Gli Elefanti nella stanza

Il primo grande problema da affrontare è indubbiamente la questione Covid19. L’arrivo della pandemia ha infatti stoppato la stagione NBA a un mese circa dall’inizio dei Playoff, portando a un rallentamento che ha costretto la lega a riprendere solo a fine luglio, all’interno della bolla costruita all’interno di Disney World a Orlando. Nel momento in cui NBA 2K21 esce quindi, la stagione 2020 non è ancora terminata e di conseguenza non sono avvenuti draft e mercato dei free agents o scambi che sono soliti cambiare completamente i volti delle franchigie. L’edizione di quest’anno esce dunque sostanzialmente con i roster della scorsa stagione e a campionato 19/20 ancora in corso, un fatto unico e che, per le modalità con cui si è arrivati a ciò, speriamo non più ripetibile.

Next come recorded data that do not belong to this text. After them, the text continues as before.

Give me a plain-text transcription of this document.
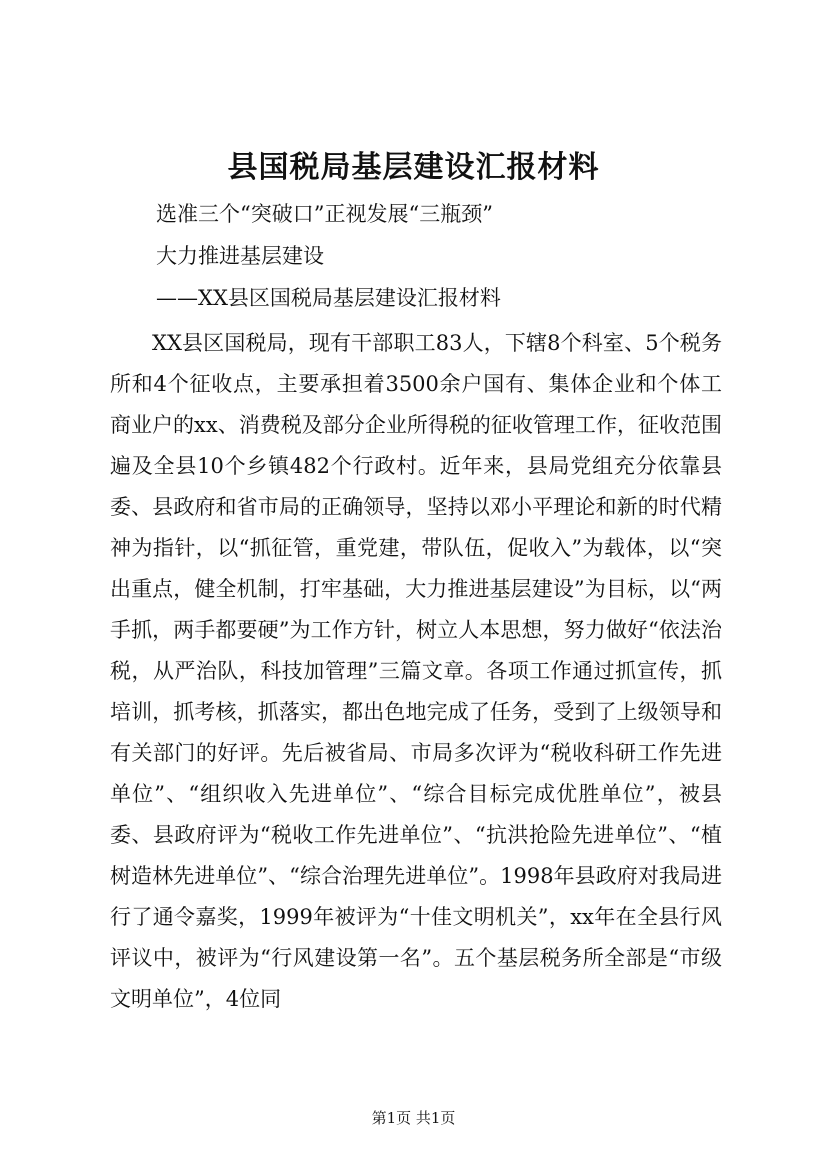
县国税局基层建设汇报材料
选准三个“突破口”正视发展“三瓶颈”
大力推进基层建设
——XX县区国税局基层建设汇报材料

XX县区国税局，现有干部职工83人，下辖8个科室、5个税务所和4个征收点，主要承担着3500余户国有、集体企业和个体工商业户的xx、消费税及部分企业所得税的征收管理工作，征收范围遍及全县10个乡镇482个行政村。近年来，县局党组充分依靠县委、县政府和省市局的正确领导，坚持以邓小平理论和新的时代精神为指针，以“抓征管，重党建，带队伍，促收入”为载体，以“突出重点，健全机制，打牢基础，大力推进基层建设”为目标，以“两手抓，两手都要硬”为工作方针，树立人本思想，努力做好“依法治税，从严治队，科技加管理”三篇文章。各项工作通过抓宣传，抓培训，抓考核，抓落实，都出色地完成了任务，受到了上级领导和有关部门的好评。先后被省局、市局多次评为“税收科研工作先进单位”、“组织收入先进单位”、“综合目标完成优胜单位”，被县委、县政府评为“税收工作先进单位”、“抗洪抢险先进单位”、“植树造林先进单位”、“综合治理先进单位”。1998年县政府对我局进行了通令嘉奖，1999年被评为“十佳文明机关”，xx年在全县行风评议中，被评为“行风建设第一名”。五个基层税务所全部是“市级文明单位”，4位同

第1页 共1页
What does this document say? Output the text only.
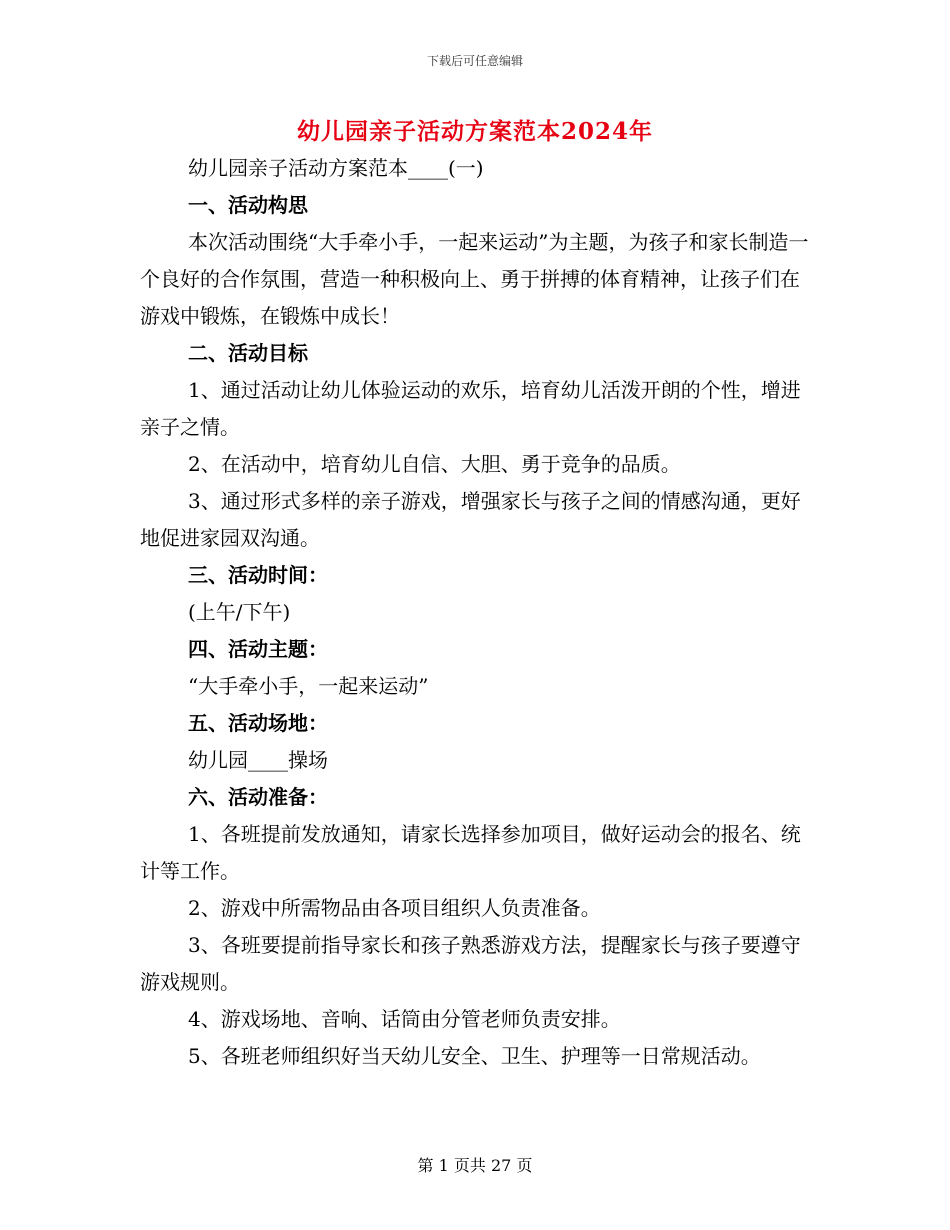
下载后可任意编辑
幼儿园亲子活动方案范本2024年

幼儿园亲子活动方案范本____(一)

一、活动构思

本次活动围绕“大手牵小手，一起来运动”为主题，为孩子和家长制造一个良好的合作氛围，营造一种积极向上、勇于拼搏的体育精神，让孩子们在游戏中锻炼，在锻炼中成长！

二、活动目标

1、通过活动让幼儿体验运动的欢乐，培育幼儿活泼开朗的个性，增进亲子之情。

2、在活动中，培育幼儿自信、大胆、勇于竞争的品质。

3、通过形式多样的亲子游戏，增强家长与孩子之间的情感沟通，更好地促进家园双沟通。

三、活动时间：

(上午/下午)

四、活动主题：

“大手牵小手，一起来运动”

五、活动场地：

幼儿园____操场

六、活动准备：

1、各班提前发放通知，请家长选择参加项目，做好运动会的报名、统计等工作。

2、游戏中所需物品由各项目组织人负责准备。

3、各班要提前指导家长和孩子熟悉游戏方法，提醒家长与孩子要遵守游戏规则。

4、游戏场地、音响、话筒由分管老师负责安排。

5、各班老师组织好当天幼儿安全、卫生、护理等一日常规活动。

第 1 页共 27 页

Il secondo, altrettanto grande elefante nella stanza è la transizione. A poco meno di due mesi dall’uscita delle nuove console, stiamo vivendo gli ultimi istanti di una generazione videoludica che ci ha regalato non poche sorprese e momenti da ricordare. Servirebbe un altro pezzo solo per fare un elenco, che anche solo minimamente riesca a sfiorare i principali avvenimenti nel mondo videoludico di questi ultimi 7 anni, perciò rimaniamo legati a NBA 2K. Questa premessa è essenziale poiché ciò che leggerete è Il giudizio di una versione current gen che non avrà alcune delle caratteristiche che vedremo invece su PS5 e XBOX Series X, prima tra tutte la storia de “La mia carriera”. Va da sé dunque che il bilancio e il giudizio finale sull’edizione di quest’anno di NBA 2K sono rimandati a next gen uscite. Ma andiamo con ordine.

The road so far…

Il brand di Visual Concepts in questi ha senza ombra di dubbio portato il concetto di simulazione sportiva a un altro livello. Non solo per la grande trovata di inserire in un gioco sportivo una modalità carriera che ha fatto della narrazione sempre più il suo epicentro, dopo essere stato un timido esperimento iniziale, ma anche introducendo una serie di personalizzazioni, su tutte l’editor che ci accompagna nella creazione del nostro personaggio e la possibilità di poter scannerizzare il proprio volto grazie all’utilizzo del proprio smartphone e app MyNBA2K, che hanno portato l’utente amante della disciplina a immedesimarsi in tutto e per tutto con il suo avatar, creando le condizioni perfette per tenere incollati i giocatori, tenendo viva una modalità che in tanti davano per spacciata negli anni in cui è esploso il multigiocatore anche sulle simulazioni sportive (vedi Fifa Ultimate Team). Ovviamente la componente online si è fatta sempre più strada anche qui, con l’introduzione del quartiere e delle modalità Pro AM.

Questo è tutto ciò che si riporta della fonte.